I know that my main feeling right after was guilt. I remember a few years ago, when Paris was under terrorist attacks and I was comfortably having brunches in Singapore, I felt that guilt. It's kind of weird but I felt I was completely missing a part of 'history" of my country and mostly failing to be there for my friends and family. I felt that I should be in France, and help. I don't know how but just help, be there. At least be in the same state of mind as my friends that were in Paris and that were living that nightmare front row.

I had the same feeling here in Mexico. Which is weird because we were here. We had the front row sit that time around.

We could have "Helped". But how, what, where... We were in an AirBnB that week. You could hear the son of the family coming back at night crying because he had been digging for hours at a collapse school near by. I asked him what we could do. How we could Help. He said there was nothing much we could actually do in this frenetic Spanish speaking search and rescue ambiance. Nothing we can do. Again. The feeling of being powerless. We really are not much in the middle of a chaos, you feel very little in those moments.

But in the end of all of this, it made me think a lot of that guilt that is so easily triggered in me. I think the "Guilty Feeling" is not so much about was I or not in Paris in solitary of my traumatized friends. It is not that I went to carry some rocks in the rescue effort or not in the Mexico City earthquake. I think I have been carrying the guilty syndrome for a few years now. And it's more about me being alive / not dead. But the final point is that I am alive. There is nothing to be guilty about that. And you can count on me for enjoying the shit out of it.

We were very lucky and not hurt at all. Even though we had a couple of days without power (thanks to Wilbur's solar for keeping our stuff charged) and the city water didn't work (boiled water was used for showers) through the end of our stay, what we faced was nothing compared to so many other people. Not only in Mexico City, but in many other parts of the nearby world; the multiple hurricanes in Carribean have caused terrible devastation as well.

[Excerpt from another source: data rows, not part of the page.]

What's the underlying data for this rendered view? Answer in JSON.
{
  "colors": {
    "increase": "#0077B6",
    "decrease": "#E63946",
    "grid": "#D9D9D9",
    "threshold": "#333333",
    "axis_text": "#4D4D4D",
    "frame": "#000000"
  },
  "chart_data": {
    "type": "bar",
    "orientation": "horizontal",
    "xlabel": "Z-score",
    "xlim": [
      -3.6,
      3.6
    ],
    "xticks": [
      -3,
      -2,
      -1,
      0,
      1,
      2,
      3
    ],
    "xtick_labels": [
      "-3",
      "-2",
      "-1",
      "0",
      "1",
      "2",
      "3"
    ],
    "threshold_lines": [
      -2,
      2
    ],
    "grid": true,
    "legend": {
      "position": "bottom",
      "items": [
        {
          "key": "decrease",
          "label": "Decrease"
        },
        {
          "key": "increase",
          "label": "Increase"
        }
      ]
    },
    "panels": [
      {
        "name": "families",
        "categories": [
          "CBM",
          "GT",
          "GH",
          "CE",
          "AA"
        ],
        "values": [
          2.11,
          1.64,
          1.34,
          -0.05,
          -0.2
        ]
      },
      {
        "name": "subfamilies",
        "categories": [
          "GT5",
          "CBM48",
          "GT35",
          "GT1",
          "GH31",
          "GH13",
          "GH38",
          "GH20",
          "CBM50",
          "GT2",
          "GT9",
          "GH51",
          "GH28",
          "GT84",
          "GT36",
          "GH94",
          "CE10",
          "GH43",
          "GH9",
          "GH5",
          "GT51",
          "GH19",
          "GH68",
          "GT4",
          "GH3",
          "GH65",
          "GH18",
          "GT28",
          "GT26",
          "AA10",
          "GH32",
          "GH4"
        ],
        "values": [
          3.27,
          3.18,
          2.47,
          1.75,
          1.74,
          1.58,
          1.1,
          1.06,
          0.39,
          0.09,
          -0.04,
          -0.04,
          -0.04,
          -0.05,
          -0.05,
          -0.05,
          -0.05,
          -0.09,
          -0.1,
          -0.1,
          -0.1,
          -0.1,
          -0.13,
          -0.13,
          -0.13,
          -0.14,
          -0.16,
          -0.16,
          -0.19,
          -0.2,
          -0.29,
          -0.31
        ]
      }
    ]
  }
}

And what am I doing about it? Not much. It's really made me think about one of my goals on this trip, which is to donate my time and skills to help make things better for other people who need the help. Spending time talking with Remie and Ziho (who have done very similar things) was a very positive reminder, and being in Mexico City during the earthquake was a bit of a slap in the face. Now I will make actual plans and do something instead of only thinking and planning.